Matt Briggs’ The End is the Beginning is truly just the beginning

I’m very excited to see not only that Matt Briggs has a new collection of stories, but it’s available in three eco-friendly formats: a web-powered Google Books preview edition, downloadable PDF, and print-on-demand trade paperback.

I’ve been a fan of Matt’s work for several years now and was lucky to convince him to drive all the way down from Seattle to do a reading and visit my fiction writing class (upon whom I took full advantage/opportunity to impose his wonderful collection Misplaced Alice). Also, as an editor at Clackamas Literary Review a couple of years ago, I gleefully plucked Matt’s story “The Death of Charlotte Bronte” from the submission stack and fast-tracked it into the 2007 issue. The experiments in his stories are subtle little knives that do their damage very sweetly, and I highly value the direction he is heading by opening up this new collection to the brave new world of electronic publishing.


3 responses to “Matt Briggs’ The End is the Beginning is truly just the beginning

  • Matt Briggs

    Thanks Trevor.

    It is a relief, really, to see that you noticed the release of my book…a trick to me of publishing and reading books is how to do it in way that doesn’t completely squash other people. The thing I like about online stuff is that it just grows to accommodate all the people who are making things and reading things. When there is more, there is just more.

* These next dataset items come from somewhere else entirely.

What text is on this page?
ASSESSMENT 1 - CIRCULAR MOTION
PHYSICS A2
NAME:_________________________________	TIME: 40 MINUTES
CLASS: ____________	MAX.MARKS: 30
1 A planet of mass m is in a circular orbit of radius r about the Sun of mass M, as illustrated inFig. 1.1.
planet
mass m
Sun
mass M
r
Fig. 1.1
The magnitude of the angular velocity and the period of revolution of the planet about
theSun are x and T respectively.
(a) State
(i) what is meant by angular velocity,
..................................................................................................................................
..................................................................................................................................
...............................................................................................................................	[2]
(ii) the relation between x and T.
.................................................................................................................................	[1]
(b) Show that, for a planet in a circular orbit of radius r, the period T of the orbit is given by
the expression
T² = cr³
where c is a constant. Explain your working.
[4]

    In the old world of bookshelves and retail stores and literary readings, there was a fixed number of feet for books to fill. There was a fixed number of days of the week that reading can happen. When an author reads in Seattle, for instance, at the Elliott Bay Book Company, they took up one slot among a fixed number of slots. Their books also took up space. I’m fortunate that I’m still getting the three and a half of inches from Elliott Bay, and I feel awkward asking for them for more inches. (You can take that any way you like!)

    And so in this old world when someone speaks, they block out anyone else who wants to speak. A stack of books from Jonathan Raban for instance means there isn’t a stack of book from someone else. This actually a favor for a person who comes to a bookstore to browse. There is now way they could make sense of a bookstore filled with all of the books published every quarter.

    Instead, I wanted to take advantage of the fact that a book published primarily online (aside from the pragmatic reality that is about a million times easier to manage logistically) does not displace other books. There aren’t any shelves. Bookstores are unlikely to host a reading for a virtual book. How would you buy such a book? With your iPhone from the author or at the cash register?

    Books coexist peaceful online with reading. I’m unsure where the idea that digital technology is hostile reading comes from — I think there is some kind of odd transfer from the long standing prejudice against the television and vide games being applied. The digital is hostile to the current corporate media ecology.

    I thought Jessica Crispin made her point very well a recent essay in the Washington Post.

    “Now, of course, with Amazon, Abebooks and Powells, no rural teenager has to beg her parents for a ride into town to stare at the same books that have been for sale for the past 15 years. Every single book that has ever existed is a point, a click and a parents’ credit card number away.” OBetter, the same rural teenager can make their own books and find books written by nearly anyone that interests them no matter how backwoods or erudite their tastes are … despite the decline in the publishing industry and maybe even the shift of mass literacy to whatever is meant by post-literacy I think there the same kinds of people, you know bookish people, will like books in the future. I like books and play video games. My daughter likes books even though she as a pink Nintendo DS attached to her left eye like a barnacle.

    I hadn’t thought of my book being green. Any book I’ve ever published has had print runs so low that I doubt nothing beyond a couple of rounds of wood were lost. But, I guess it is green.

    Thanks again,

  • the lid

    matt and trevor and whoever else i can seduce:


    loyally yours,

  • trevor

    Matt, I love the way you’re thinking about using online publishing and distribution as a way to allow a little extra wiggle room out there for those who want it. And I totally totally totally agree 100 million percent about the false impression that books and games are mutually exclusive combatants in the (supposedly) fierce competition for readers’ eyes. Shane and I actually talked a bit about that in an upcoming episode of First Wall Rebate that we recorded last week, particularly how the archivist impulse is something we can easily track in games culture now.